Ms Yoshiyuki will join the audience in a discussion on her films and experience as an actress.
Young writer-director Minorikawa has made his first feature film, a collection of five stories of solitude and melancholy set in urban Japan in which he manages to capture the quiet beauty in everyday life: an aging nude model's relationship to nature; an elderly alcoholic man's reflection on his lifelong passion for booze and bars; a young woman's ambivalent relationship with her sexual partner; a young astronomer's reaction to his girlfriend's pregnancy; and a lonely travel agent's interactions with her protective mother.
A sweet, sassy movie about how a student Tadokoro (Nagaoka) joins his university's obscure erotic writing club, and ventures into a game of sexual cat and mouse with the only female student in the club, who is really using him to aid her writing.

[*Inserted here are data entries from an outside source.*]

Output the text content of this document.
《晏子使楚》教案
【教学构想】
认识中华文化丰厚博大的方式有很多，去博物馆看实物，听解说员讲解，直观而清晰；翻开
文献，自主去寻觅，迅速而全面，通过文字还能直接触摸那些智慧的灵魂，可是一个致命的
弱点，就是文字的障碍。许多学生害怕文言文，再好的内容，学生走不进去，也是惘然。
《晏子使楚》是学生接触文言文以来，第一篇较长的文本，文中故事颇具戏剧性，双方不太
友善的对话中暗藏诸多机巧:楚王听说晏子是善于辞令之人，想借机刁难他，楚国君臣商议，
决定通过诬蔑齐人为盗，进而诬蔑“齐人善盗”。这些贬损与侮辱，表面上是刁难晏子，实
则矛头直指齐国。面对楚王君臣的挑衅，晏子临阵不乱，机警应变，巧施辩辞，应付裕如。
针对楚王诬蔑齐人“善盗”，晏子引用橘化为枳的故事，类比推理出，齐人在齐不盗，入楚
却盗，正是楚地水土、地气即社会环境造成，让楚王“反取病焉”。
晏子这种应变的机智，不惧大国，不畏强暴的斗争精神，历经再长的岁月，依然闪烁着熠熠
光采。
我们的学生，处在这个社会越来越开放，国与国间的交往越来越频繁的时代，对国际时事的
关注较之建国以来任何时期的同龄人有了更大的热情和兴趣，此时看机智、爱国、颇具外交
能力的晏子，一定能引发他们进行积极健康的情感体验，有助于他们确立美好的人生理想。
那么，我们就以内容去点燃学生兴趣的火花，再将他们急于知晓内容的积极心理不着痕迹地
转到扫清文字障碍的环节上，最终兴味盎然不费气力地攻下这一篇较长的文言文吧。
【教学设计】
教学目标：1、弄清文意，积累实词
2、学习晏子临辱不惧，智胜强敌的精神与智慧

This is the remarkable story of a 13-year-old Japanese girl abducted on her way home from school by North Korean spies in 1977. For 20 years, her parents had no idea what had happened to her or even if she was still alive. Then, one day the whole world learned the shocking truth.
This is a human story about a strange, painful journey, full of bizarre twists as an ordinary banker and his housewife are caught up in a life they could never have imagined. Ultimately, ABDUCTION is a moving, emotional testament to the unbreakable bonds of love.